In November 2013, the Humanitarian OpenSteetMap Team (HOT) started activating volunteer mappers even before super typhoon Haiyan made landfall in the Philippines to gather a baseline of geographic data.
Some 1600 volunteers quickly added approximately 4.5 million edits to the base map. This information provided critical data for assessing damage to infrastructure, getting people to evacuation centers and hospitals and routing emergency relief supplies. Crisis Camps around the world rallied volunteers to pitch in to mapping efforts. Journalist Tyler Machado reported on his experience at a Crisis Camp in Vermont.
Excerpt from “Vermonters Help the Philippines Relief Effort with Digital Map Making,” Seven Days, Vermont newspaper, Nov. 20, 2013:
It was one week after Super Typhoon Haiyan, and I was on a global team of volunteers performing emergency mapping work in uncharted areas of the island of Negros in the Philippines. My task was to mark the footprints of buildings — or where buildings had been before the storm blew through and destroyed them. Our team split up, each of us taking a block of about two square miles.
I wasn’t actually on the ground in the Philippines. I was on my laptop at Office Squared in Burlington. About 20 of my fellow volunteers shared that room; hundreds more were spread out all over the world. The crowd in Burlington included geographic-information-system professionals but also students, local techies and others with no cartographic experience.
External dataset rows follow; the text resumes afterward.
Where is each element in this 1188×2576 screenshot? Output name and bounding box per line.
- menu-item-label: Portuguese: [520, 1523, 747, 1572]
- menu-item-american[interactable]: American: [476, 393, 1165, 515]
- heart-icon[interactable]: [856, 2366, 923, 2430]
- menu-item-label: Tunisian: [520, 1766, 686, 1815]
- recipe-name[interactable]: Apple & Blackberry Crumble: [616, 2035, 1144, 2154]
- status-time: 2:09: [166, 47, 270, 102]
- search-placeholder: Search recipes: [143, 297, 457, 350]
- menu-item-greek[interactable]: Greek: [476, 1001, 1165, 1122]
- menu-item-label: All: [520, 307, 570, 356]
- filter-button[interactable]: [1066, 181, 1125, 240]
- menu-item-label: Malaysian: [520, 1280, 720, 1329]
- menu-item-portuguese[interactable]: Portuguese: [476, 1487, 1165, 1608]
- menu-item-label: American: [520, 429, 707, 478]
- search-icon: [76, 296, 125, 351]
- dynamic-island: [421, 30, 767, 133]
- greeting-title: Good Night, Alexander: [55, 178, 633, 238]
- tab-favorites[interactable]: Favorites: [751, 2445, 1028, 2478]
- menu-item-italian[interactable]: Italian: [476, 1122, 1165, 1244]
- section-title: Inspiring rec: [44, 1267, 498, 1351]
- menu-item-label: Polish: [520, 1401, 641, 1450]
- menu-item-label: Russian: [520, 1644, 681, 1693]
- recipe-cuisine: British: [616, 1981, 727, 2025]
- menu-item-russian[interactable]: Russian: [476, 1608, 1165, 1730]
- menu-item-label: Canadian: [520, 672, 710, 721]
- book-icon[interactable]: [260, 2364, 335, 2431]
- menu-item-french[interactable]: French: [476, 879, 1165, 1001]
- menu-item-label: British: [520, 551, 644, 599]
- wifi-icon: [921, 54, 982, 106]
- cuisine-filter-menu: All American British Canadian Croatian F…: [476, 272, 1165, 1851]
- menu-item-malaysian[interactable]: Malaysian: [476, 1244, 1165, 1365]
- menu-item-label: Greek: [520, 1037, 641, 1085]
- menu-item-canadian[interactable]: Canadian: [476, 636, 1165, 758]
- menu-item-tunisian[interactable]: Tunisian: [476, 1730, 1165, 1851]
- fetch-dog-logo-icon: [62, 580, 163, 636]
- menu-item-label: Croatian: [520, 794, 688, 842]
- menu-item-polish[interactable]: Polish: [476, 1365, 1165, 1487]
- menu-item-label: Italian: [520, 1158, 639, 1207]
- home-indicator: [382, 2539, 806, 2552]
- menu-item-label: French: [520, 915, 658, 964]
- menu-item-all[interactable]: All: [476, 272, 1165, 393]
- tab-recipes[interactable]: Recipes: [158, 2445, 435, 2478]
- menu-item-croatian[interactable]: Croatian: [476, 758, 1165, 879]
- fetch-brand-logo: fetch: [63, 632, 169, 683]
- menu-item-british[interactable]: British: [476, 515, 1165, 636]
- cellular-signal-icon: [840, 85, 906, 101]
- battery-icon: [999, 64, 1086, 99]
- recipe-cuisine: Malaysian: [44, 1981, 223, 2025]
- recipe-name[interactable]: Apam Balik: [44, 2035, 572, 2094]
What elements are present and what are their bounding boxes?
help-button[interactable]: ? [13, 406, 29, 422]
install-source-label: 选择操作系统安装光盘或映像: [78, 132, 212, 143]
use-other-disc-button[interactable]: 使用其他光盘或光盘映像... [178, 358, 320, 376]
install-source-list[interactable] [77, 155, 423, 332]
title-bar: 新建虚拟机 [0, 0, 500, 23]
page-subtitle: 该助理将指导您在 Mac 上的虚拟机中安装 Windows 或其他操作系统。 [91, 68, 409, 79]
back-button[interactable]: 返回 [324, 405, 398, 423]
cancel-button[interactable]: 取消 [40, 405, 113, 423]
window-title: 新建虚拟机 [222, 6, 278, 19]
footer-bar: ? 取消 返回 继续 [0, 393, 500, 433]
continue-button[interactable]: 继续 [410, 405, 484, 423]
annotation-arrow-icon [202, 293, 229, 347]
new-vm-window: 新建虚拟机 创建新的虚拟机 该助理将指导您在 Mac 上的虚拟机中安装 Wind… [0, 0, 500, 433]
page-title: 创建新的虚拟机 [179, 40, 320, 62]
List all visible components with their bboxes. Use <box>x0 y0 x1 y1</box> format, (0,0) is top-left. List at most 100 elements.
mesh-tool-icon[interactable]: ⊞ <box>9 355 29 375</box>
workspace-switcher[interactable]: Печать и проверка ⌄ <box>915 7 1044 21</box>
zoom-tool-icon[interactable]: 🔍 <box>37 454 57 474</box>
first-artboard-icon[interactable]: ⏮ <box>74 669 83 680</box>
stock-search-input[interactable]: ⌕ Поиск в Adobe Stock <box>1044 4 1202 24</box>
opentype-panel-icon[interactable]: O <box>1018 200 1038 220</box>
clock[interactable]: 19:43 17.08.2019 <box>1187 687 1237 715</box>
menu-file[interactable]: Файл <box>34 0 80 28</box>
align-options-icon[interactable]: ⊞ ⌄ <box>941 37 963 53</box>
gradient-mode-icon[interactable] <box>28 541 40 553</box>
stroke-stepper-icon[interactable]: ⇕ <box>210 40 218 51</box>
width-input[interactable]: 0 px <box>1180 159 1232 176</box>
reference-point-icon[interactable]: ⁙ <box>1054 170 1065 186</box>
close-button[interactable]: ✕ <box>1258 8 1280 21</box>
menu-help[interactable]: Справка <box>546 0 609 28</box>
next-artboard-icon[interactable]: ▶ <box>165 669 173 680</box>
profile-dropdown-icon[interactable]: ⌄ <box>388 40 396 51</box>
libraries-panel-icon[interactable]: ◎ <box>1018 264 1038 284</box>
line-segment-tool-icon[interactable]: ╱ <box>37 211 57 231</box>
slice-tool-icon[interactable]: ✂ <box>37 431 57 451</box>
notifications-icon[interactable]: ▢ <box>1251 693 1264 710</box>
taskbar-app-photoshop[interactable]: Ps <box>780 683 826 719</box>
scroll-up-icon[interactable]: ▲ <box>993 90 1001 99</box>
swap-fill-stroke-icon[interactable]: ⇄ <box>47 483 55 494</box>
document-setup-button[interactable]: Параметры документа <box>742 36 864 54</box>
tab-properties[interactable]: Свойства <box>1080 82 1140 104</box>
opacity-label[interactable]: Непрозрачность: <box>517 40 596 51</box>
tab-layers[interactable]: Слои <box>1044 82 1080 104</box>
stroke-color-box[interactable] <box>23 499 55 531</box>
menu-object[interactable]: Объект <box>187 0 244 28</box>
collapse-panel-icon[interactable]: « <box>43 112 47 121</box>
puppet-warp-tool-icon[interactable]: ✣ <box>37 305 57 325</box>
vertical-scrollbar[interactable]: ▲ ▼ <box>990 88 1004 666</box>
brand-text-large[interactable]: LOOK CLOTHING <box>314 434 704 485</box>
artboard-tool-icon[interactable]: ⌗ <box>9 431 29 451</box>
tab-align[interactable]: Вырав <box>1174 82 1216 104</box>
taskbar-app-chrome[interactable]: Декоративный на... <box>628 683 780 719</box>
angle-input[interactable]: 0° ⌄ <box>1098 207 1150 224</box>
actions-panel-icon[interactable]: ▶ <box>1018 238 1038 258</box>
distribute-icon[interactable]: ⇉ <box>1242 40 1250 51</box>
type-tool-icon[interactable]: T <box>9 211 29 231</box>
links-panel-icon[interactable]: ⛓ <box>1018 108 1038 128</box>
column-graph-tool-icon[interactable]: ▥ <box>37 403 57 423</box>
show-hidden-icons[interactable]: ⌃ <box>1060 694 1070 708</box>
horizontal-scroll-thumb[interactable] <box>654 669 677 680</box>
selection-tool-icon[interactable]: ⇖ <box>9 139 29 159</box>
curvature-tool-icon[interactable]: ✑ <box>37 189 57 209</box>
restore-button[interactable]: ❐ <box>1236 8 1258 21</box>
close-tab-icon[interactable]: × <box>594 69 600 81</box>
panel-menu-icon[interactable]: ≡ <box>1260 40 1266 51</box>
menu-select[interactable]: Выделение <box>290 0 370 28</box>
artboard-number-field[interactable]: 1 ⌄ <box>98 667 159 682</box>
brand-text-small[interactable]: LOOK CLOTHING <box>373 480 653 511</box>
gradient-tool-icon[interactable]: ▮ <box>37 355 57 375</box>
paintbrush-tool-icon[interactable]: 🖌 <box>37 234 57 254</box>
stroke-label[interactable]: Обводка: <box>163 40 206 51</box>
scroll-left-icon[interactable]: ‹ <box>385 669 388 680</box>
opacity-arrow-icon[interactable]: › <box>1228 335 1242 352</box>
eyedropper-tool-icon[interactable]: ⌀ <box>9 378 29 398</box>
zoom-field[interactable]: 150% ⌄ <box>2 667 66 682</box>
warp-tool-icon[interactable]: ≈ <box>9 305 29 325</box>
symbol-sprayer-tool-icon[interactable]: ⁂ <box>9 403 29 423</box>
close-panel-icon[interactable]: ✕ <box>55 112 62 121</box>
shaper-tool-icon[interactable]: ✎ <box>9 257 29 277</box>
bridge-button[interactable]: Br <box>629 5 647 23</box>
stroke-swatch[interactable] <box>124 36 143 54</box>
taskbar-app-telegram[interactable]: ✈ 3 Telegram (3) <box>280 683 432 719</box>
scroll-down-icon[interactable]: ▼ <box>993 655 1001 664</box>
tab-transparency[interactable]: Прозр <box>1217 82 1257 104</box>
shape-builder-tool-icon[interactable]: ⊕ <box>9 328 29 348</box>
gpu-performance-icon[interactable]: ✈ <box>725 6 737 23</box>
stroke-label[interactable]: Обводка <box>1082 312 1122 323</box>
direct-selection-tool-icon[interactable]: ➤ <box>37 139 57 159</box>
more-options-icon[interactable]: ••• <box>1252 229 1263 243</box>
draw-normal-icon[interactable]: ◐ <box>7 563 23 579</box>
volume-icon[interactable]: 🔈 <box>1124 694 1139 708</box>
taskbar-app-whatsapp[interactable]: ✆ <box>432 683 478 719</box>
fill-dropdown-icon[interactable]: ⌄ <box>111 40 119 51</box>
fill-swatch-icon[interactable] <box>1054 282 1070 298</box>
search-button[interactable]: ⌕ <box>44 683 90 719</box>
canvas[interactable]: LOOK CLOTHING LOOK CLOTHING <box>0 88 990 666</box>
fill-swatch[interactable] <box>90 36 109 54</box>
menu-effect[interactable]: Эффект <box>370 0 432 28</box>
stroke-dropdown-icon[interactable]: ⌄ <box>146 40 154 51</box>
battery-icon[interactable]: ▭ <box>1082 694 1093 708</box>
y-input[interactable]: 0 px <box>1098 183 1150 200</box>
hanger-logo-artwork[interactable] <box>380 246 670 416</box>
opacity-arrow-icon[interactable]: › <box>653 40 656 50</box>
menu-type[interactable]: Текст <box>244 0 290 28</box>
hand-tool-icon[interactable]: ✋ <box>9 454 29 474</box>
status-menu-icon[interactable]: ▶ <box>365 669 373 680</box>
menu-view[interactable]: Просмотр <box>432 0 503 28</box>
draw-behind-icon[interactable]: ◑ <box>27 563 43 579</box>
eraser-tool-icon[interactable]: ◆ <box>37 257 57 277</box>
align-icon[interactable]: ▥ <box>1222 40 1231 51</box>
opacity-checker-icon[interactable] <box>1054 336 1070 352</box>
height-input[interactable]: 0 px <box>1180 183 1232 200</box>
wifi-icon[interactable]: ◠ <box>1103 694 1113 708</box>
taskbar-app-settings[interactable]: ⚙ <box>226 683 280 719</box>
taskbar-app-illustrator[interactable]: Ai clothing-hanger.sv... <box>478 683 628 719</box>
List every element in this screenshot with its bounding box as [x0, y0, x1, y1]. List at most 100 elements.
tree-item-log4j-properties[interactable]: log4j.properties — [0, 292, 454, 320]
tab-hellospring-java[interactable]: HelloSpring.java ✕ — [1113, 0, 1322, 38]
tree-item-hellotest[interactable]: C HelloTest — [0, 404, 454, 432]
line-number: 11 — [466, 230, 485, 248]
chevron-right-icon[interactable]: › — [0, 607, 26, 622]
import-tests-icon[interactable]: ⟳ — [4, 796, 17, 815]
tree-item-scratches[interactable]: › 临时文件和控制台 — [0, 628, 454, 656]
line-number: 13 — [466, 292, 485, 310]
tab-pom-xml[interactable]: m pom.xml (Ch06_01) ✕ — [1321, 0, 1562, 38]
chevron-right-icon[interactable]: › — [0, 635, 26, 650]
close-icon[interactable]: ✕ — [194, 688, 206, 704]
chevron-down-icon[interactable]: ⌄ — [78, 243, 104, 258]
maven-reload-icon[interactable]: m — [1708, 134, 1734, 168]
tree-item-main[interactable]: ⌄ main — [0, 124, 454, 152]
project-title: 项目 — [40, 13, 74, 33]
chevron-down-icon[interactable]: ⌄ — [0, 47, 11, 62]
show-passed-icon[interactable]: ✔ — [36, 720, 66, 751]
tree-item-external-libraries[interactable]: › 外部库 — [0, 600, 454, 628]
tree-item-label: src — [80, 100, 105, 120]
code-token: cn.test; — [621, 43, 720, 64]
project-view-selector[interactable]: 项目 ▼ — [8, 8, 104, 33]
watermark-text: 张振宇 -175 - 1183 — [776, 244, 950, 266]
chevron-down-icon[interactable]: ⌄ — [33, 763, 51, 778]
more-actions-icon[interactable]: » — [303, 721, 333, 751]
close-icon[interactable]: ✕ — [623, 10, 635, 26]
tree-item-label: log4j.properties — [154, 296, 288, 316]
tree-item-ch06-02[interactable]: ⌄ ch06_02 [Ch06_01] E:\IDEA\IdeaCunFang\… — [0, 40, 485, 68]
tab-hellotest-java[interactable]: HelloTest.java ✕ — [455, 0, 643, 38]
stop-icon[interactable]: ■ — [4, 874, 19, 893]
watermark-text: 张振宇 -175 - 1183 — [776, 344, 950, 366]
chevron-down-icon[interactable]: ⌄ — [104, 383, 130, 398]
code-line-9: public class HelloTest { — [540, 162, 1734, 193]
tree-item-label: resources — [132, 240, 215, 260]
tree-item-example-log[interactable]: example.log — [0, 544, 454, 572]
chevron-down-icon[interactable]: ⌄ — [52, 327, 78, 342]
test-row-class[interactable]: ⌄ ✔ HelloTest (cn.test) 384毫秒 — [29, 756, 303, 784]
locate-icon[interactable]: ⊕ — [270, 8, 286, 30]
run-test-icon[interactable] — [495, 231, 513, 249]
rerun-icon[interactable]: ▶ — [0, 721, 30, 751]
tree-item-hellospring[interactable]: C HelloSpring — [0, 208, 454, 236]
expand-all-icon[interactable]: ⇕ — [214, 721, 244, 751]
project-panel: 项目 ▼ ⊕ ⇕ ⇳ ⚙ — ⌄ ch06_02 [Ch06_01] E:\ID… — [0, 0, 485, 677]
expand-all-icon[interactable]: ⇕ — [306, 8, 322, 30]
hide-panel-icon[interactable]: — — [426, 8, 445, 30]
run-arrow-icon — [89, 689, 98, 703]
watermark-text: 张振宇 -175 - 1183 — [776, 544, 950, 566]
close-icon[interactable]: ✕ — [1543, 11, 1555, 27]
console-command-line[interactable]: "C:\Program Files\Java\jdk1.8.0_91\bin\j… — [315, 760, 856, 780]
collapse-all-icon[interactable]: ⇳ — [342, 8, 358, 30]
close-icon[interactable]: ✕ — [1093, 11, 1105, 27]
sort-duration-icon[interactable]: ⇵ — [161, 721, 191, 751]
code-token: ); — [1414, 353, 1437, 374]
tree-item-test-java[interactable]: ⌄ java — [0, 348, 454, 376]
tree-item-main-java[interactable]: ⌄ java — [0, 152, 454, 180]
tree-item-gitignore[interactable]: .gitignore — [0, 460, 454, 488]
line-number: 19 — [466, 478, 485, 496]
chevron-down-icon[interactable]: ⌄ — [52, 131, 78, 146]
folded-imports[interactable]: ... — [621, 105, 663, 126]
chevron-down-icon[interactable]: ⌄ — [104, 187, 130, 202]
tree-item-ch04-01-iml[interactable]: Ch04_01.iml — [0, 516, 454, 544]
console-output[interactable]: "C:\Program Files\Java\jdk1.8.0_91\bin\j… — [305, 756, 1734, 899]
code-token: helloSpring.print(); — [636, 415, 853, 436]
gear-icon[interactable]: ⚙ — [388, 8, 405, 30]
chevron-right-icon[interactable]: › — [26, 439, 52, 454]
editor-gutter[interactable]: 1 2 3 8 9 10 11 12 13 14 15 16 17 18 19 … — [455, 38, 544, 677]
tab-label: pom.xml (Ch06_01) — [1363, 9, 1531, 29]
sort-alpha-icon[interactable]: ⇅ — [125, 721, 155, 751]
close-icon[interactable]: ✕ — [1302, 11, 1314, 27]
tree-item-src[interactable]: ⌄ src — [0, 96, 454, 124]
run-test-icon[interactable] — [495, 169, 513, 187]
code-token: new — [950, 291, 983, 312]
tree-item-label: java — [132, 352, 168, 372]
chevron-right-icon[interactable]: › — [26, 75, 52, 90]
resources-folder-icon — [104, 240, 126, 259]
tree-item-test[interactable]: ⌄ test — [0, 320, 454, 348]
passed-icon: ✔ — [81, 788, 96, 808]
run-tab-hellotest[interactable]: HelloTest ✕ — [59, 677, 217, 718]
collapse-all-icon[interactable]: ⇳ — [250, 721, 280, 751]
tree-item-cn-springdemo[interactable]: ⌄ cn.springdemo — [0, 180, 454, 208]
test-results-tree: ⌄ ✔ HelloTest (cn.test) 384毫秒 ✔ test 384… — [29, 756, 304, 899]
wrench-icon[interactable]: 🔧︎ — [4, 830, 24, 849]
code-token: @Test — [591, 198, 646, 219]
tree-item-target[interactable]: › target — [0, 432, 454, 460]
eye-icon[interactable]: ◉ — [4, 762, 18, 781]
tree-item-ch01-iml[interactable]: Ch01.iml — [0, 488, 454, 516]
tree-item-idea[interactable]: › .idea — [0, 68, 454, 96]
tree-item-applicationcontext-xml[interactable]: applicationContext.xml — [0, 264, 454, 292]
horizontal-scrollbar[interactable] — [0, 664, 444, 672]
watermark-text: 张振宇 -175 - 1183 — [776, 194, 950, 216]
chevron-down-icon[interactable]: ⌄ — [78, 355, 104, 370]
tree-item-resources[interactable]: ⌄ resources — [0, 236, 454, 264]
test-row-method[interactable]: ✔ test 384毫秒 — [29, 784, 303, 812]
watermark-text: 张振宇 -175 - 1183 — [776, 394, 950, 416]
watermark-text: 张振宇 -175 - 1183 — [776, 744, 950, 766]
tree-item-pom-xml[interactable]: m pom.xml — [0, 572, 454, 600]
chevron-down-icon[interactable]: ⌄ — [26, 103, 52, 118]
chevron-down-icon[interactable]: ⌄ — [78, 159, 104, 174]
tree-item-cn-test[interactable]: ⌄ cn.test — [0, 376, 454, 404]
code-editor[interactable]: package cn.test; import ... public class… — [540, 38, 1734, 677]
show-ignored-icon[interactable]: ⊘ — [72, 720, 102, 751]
Our job as volunteers was simple: Use a web-based mapmaking tool called OpenStreetMap to trace elements of satellite photos of areas of the Philippines damaged by the typhoon and save them to the map database. We traced roads and rivers and outlined building footprints — indicating with more notes in the metadata when the building appeared to have been reduced to a pile of rubble.
OpenStreetMap is the web-based mapping software of choice for do-gooder cartographers: Imagine the functionality of Google Maps combined with the anyone-can-edit freedom of Wikipedia. It’s an entirely open-source project, and — unlike most online or hard-copy maps — the data are free to all regardless of intended use.
My maps weren’t set in stone: OpenStreetMap editors can check other users’ work and make adjustments if need be. More experienced users can make those edits official in the database.
It’s easy to take extensive geographic information for granted in the developed world. But in the rural areas of the Philippines where Haiyan hit hardest, relief workers often lack maps with comprehensive detail. “My guess is that many of the primary and secondary roads were available,” Hegman said. “But the tertiary roads and the trails and the building locations? No way. That’s something the disaster assistance [workers] would have never had.”
Of course, the mere act of plotting roads on maps doesn’t help storm-stricken Filipinos to recovery. The crisis mapping of globally distributed volunteers is useful because it guides the relief work that’s happening on the ground. The OpenStreetMap software encourages this use; a viewer can see the maps in “humanitarian mode,” which displays road and building damage as marked by editors.
I’ve already lost track of which sections of the map I edited — the HOT site, OpenStreetMap Tasking Manager, now assigns me a new task when I visit it. But, as long as there are paths through the sugar-cane fields and mountains of the Philippines, there’s more work to be done — and I hope what’s been done so far has made the relief efforts more useful to the people who live there.